About a month ago and with no warning, Auckland’s city centre was suddenly flooded with Onzo’s. Onzo is a dockless bikeshare scheme, the same type that’s been popping up all over the world, although not always with great results. Simon Wilson over at the Spinoff wrote about Onzo here not long after they launched. The bikes themselves aren’t anything special, or with their one gear particularly well suited to Auckland conditions. None the less they appear to have been popular, helped by being very cheap at just 25c for 15 minutes. There has also been a fair bit of a novelty factor associated with them.



Initially Onzo bikes seemed to be everywhere, in many cases clogging up many of the city’s bike racks. But these days I’ve been noticing very few around the city. This is backed up by looking at the map on Onzo’s app showing only a handful around the city centre.

Interestingly the biggest cluster seems to be down in the corner of the viaduct close to Auckland Transport’s headquarters. As per this thread it sounds like they’re not actually there though and the building owners are clearing them away from buildings, which isn’t on. This the issue some areas looking like public space but are in fact private land.

If the bikes aren’t in the city, where are they? Zooming out a bit gives us this image and there are some outside of these points too.

There’s even one as far away as Dargaville.

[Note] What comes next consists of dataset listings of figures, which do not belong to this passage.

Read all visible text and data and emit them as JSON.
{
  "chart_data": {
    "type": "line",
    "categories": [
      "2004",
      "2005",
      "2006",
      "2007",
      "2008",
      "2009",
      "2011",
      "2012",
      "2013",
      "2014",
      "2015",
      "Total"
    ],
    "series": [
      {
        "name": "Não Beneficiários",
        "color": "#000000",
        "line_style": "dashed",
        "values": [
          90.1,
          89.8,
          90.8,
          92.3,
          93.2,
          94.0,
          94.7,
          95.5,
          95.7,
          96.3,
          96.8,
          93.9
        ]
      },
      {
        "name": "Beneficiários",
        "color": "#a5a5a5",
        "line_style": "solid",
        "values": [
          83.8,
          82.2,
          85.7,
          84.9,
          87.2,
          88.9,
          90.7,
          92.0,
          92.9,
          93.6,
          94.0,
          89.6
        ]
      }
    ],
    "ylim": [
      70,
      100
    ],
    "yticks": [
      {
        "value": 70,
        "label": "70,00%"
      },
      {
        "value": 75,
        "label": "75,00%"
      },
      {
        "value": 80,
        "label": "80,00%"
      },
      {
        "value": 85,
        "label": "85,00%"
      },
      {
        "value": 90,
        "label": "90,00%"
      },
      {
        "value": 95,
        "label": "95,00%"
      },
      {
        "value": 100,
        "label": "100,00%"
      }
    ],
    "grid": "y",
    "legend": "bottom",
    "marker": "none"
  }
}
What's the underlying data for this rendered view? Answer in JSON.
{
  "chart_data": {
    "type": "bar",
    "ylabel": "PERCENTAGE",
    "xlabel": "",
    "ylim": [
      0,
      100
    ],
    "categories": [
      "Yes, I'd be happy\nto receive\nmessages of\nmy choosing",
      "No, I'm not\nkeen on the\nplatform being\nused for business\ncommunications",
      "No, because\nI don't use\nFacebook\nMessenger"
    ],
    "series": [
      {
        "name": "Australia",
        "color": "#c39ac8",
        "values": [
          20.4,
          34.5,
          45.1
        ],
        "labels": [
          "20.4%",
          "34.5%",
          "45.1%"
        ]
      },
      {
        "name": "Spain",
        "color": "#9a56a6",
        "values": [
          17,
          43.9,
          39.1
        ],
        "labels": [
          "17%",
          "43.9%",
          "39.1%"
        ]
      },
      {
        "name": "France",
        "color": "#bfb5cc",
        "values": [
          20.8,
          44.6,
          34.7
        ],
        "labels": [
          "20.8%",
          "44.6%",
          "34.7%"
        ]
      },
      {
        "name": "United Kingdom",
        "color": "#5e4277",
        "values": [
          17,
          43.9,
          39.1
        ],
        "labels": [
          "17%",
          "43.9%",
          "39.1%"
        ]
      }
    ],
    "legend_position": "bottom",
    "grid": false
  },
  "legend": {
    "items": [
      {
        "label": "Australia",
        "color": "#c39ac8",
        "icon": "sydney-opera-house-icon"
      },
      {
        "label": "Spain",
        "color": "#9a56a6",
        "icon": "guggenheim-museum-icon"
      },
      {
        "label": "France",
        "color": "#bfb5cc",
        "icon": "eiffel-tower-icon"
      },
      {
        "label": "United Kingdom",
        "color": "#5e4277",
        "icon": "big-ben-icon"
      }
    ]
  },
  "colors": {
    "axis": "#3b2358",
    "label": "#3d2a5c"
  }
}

Back to Auckland and looking closely, it appears many of those that have spread across the city are now sitting down long driveways and in people’s back yards. Effectively these ‘public’ bikes have been privatised by people. A case of the tragedy of the commons? Unfortunately, there was always going to be an element of this happening.

For bike share to succeed it really requires a certain level of density. There needs to be enough so that people are actually able to find a bike if they want one. This normally requires active management, redistributing bikes so they don’t all end up at the bottom of a hill. It doesn’t appear this is happening with Onzo and combined with how far the bikes have spread, has made the system pointless. What it has been useful in highlighting though is that any scheme that wants to succeed really needs to be much larger cover most of the city if it wants to avoid outcomes like this.